The new rules correct this mismatch by providing that liability for both the issuer and any underwriter(s) will be determined as of the takedown date.  However, the liability of the other shelf offering participants identified above will be determined as before, i.e., such participants’ liability will be assessed at the date of the issuer’s most recent annual report (i.e., the date of the Section 10(a)(3) update) or, if later, at the effective date of the relevant shelf registration statement.  This limitation of the new liability effective date to issuers and underwriters also appears to eliminate potential questions concerning the need to obtain new consents of auditors at the time of a particular shelf takedown.

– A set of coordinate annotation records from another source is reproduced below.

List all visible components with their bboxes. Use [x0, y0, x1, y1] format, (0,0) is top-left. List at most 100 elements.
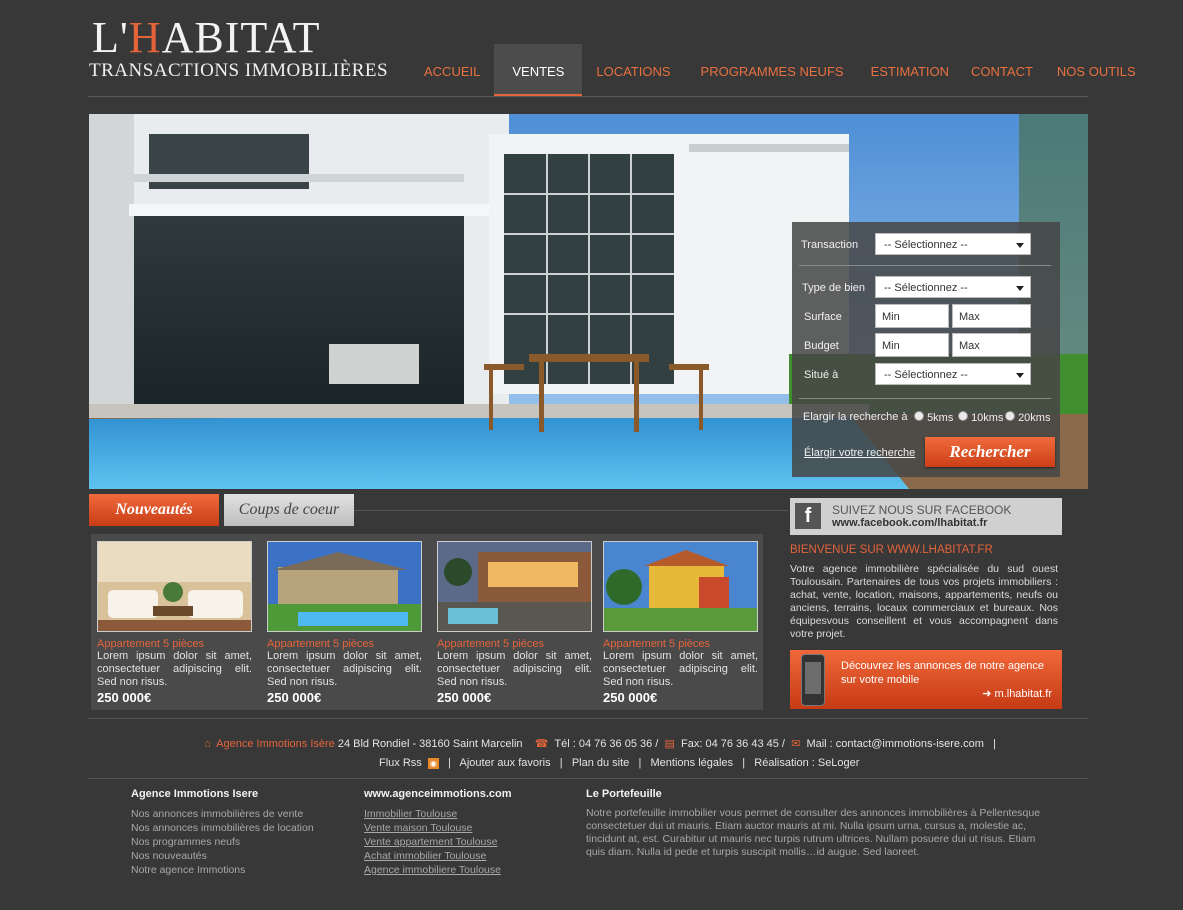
listing-price: 250 000€ — [267, 690, 322, 705]
surface-min-input[interactable]: Min — [875, 304, 949, 328]
chevron-down-icon — [1016, 286, 1024, 291]
listing-photo[interactable] — [267, 541, 422, 632]
listing-photo[interactable] — [603, 541, 758, 632]
budget-label: Budget — [804, 340, 839, 352]
nav-accueil[interactable]: ACCUEIL — [410, 44, 494, 96]
listing-price: 250 000€ — [437, 690, 492, 705]
footer-link[interactable]: Vente appartement Toulouse — [364, 835, 512, 849]
stone-house-photo — [268, 542, 421, 631]
footer-link[interactable]: Nos annonces immobilières de location — [131, 821, 314, 835]
listing-photo[interactable] — [437, 541, 592, 632]
listing-title[interactable]: Appartement 5 pièces — [437, 638, 592, 650]
listing-card[interactable]: Appartement 5 pièces Lorem ipsum dolor s… — [97, 541, 252, 705]
radio-icon[interactable] — [958, 411, 968, 421]
budget-max-input[interactable]: Max — [952, 333, 1031, 357]
situe-label: Situé à — [804, 369, 839, 381]
radius-5km[interactable]: 5kms — [914, 411, 953, 424]
radio-icon[interactable] — [914, 411, 924, 421]
footer-col-title: Le Portefeuille — [586, 788, 662, 800]
facebook-url[interactable]: www.facebook.com/lhabitat.fr — [832, 517, 987, 529]
mobile-link[interactable]: ➜ m.lhabitat.fr — [982, 687, 1052, 700]
home-icon: ⌂ — [204, 738, 211, 750]
nav-programmes-neufs[interactable]: PROGRAMMES NEUFS — [685, 44, 860, 96]
mobile-banner[interactable]: Découvrez les annonces de notre agence s… — [790, 650, 1062, 709]
link-mentions-legales[interactable]: Mentions légales — [651, 757, 734, 769]
nav-estimation[interactable]: ESTIMATION — [860, 44, 960, 96]
footer-link[interactable]: Agence immobiliere Toulouse — [364, 863, 512, 877]
living-room-photo — [98, 542, 251, 631]
radius-10km[interactable]: 10kms — [958, 411, 1003, 424]
listing-price: 250 000€ — [97, 690, 152, 705]
mail-icon: ✉ — [791, 738, 801, 750]
separator: | — [638, 757, 642, 769]
footer-link[interactable]: Vente maison Toulouse — [364, 821, 512, 835]
main-nav: ACCUEIL VENTES LOCATIONS PROGRAMMES NEUF… — [410, 44, 1136, 96]
arrow-right-icon: ➜ — [982, 688, 995, 700]
tab-coups-de-coeur[interactable]: Coups de coeur — [224, 494, 354, 526]
search-button[interactable]: Rechercher — [925, 437, 1055, 467]
fax-icon: ▤ — [664, 738, 675, 750]
separator: | — [448, 757, 451, 769]
tab-nouveautes[interactable]: Nouveautés — [89, 494, 219, 526]
link-favoris[interactable]: Ajouter aux favoris — [460, 757, 551, 769]
listing-card[interactable]: Appartement 5 pièces Lorem ipsum dolor s… — [267, 541, 422, 705]
rss-icon[interactable]: ◉ — [427, 757, 439, 769]
separator: | — [559, 757, 563, 769]
search-divider — [799, 265, 1051, 266]
type-select[interactable]: -- Sélectionnez -- — [875, 276, 1031, 298]
footer-col-agence: Agence Immotions Isere Nos annonces immo… — [131, 788, 314, 877]
portefeuille-text: Notre portefeuille immobilier vous perme… — [586, 807, 1041, 858]
radio-icon[interactable] — [1005, 411, 1015, 421]
elargir-link[interactable]: Élargir votre recherche — [804, 447, 915, 459]
logo-subtitle: TRANSACTIONS IMMOBILIÈRES — [89, 60, 389, 81]
yellow-villa-photo — [604, 542, 757, 631]
logo[interactable]: L'HABITAT — [92, 14, 321, 62]
agency-address: 24 Bld Rondiel - 38160 Saint Marcelin — [334, 738, 523, 750]
facebook-icon: f — [795, 503, 821, 529]
footer-links: Flux Rss ◉ | Ajouter aux favoris | Plan … — [379, 757, 859, 769]
footer-divider — [88, 718, 1088, 719]
transaction-select[interactable]: -- Sélectionnez -- — [875, 233, 1031, 255]
surface-label: Surface — [804, 311, 842, 323]
nav-locations[interactable]: LOCATIONS — [582, 44, 684, 96]
footer-link[interactable]: Nos programmes neufs — [131, 835, 314, 849]
link-flux-rss[interactable]: Flux Rss — [379, 757, 422, 769]
footer-link[interactable]: Nos nouveautés — [131, 849, 314, 863]
footer-link[interactable]: Immobilier Toulouse — [364, 807, 512, 821]
facebook-banner[interactable]: f SUIVEZ NOUS SUR FACEBOOK www.facebook.… — [790, 498, 1062, 535]
listing-title[interactable]: Appartement 5 pièces — [97, 638, 252, 650]
mobile-text: Découvrez les annonces de notre agence s… — [841, 660, 1045, 686]
phone-icon: ☎ — [534, 738, 549, 750]
nav-nos-outils[interactable]: NOS OUTILS — [1044, 44, 1136, 96]
listing-photo[interactable] — [97, 541, 252, 632]
welcome-title: BIENVENUE SUR WWW.LHABITAT.FR — [790, 544, 993, 556]
surface-max-input[interactable]: Max — [952, 304, 1031, 328]
budget-min-input[interactable]: Min — [875, 333, 949, 357]
footer-link[interactable]: Nos annonces immobilières de vente — [131, 807, 314, 821]
listing-card[interactable]: Appartement 5 pièces Lorem ipsum dolor s… — [437, 541, 592, 705]
location-select[interactable]: -- Sélectionnez -- — [875, 363, 1031, 385]
transaction-label: Transaction — [801, 239, 859, 251]
listing-title[interactable]: Appartement 5 pièces — [267, 638, 422, 650]
listing-description: Lorem ipsum dolor sit amet, consectetuer… — [437, 650, 592, 688]
footer-col-site: www.agenceimmotions.com Immobilier Toulo… — [364, 788, 512, 877]
link-realisation[interactable]: Réalisation : SeLoger — [754, 757, 859, 769]
tabs-divider — [354, 510, 788, 511]
location-select-value: -- Sélectionnez -- — [884, 369, 968, 381]
listing-description: Lorem ipsum dolor sit amet, consectetuer… — [267, 650, 422, 688]
tel-text: Tél : 04 76 36 05 36 / — [554, 738, 659, 750]
mail-text[interactable]: Mail : contact@immotions-isere.com — [806, 738, 983, 750]
footer-link[interactable]: Notre agence Immotions — [131, 863, 314, 877]
footer-link[interactable]: Achat immobilier Toulouse — [364, 849, 512, 863]
listing-title[interactable]: Appartement 5 pièces — [603, 638, 758, 650]
fax-text: Fax: 04 76 36 43 45 / — [681, 738, 785, 750]
nav-ventes[interactable]: VENTES — [494, 44, 583, 96]
link-plan-du-site[interactable]: Plan du site — [572, 757, 629, 769]
agency-name: Agence Immotions Isère — [216, 738, 335, 750]
radius-20km[interactable]: 20kms — [1005, 411, 1050, 424]
listing-price: 250 000€ — [603, 690, 658, 705]
nav-contact[interactable]: CONTACT — [960, 44, 1044, 96]
listing-card[interactable]: Appartement 5 pièces Lorem ipsum dolor s… — [603, 541, 758, 705]
footer-col-title: www.agenceimmotions.com — [364, 788, 512, 800]
elargir-label: Elargir la recherche à — [803, 411, 908, 423]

New Rules Under Section 12(a)(2).  The new rules seek to address the discrepancy between the time at which an investor makes his or her investment decision, on the one hand, and the later time of availability of a final prospectus (and perhaps other information), on the other.  For purposes of Section 12(a)(2), the new rules establish liability based on the information conveyed to the investor at the time an investor enters into a contract for sale and becomes committed to the purchase of securities.  As a result, under the new rules, information delivered to an investor after the investor has made his or her investment decision will not be taken into account in determining whether an investor received all material information in connection with the sale of a security.  As a practical matter, the new rules will base liability on the preliminary prospectus or preliminary prospectus supplement (including any Exchange Act reports incorporated by reference) at the time the investor commits to purchase the security and any free writing prospectus that is provided to an investor.  Any modifications, clarifications and corrections in the final prospectus or prospectus supplement (including any subsequently filed Exchange Act reports) will not alter liability under Section 12(a)(2).  In addition, the new rules will make issuers in a primary offering a “seller” for purposes of Section 12(a)(2), which imposes liabilities on sellers of securities. 

Effectiveness

The new rules will be effective on December 1, 2005.  Until that date, issuers must continue to comply with the existing rules.  The relatively long transition period is intended to give issuers and underwriters an opportunity to modify their offering procedures to fit the new rules.


*    A WKSI must have been in the reporting system for 12 months, be current in its reports and not be an “ineligible issuer.”  An “ineligible issuer” is defined in Rule 405 as, among others, an issuer that has failed to file its Exchange Act reports during the past 12 months; has entered bankruptcy within the past three years; has been convicted of violating certain provisions of the Exchange Act within the past three years; or has settled an anti-fraud action in a manner which enjoins future fraudulent behavior within the past three years, but only after the effective date of the rules.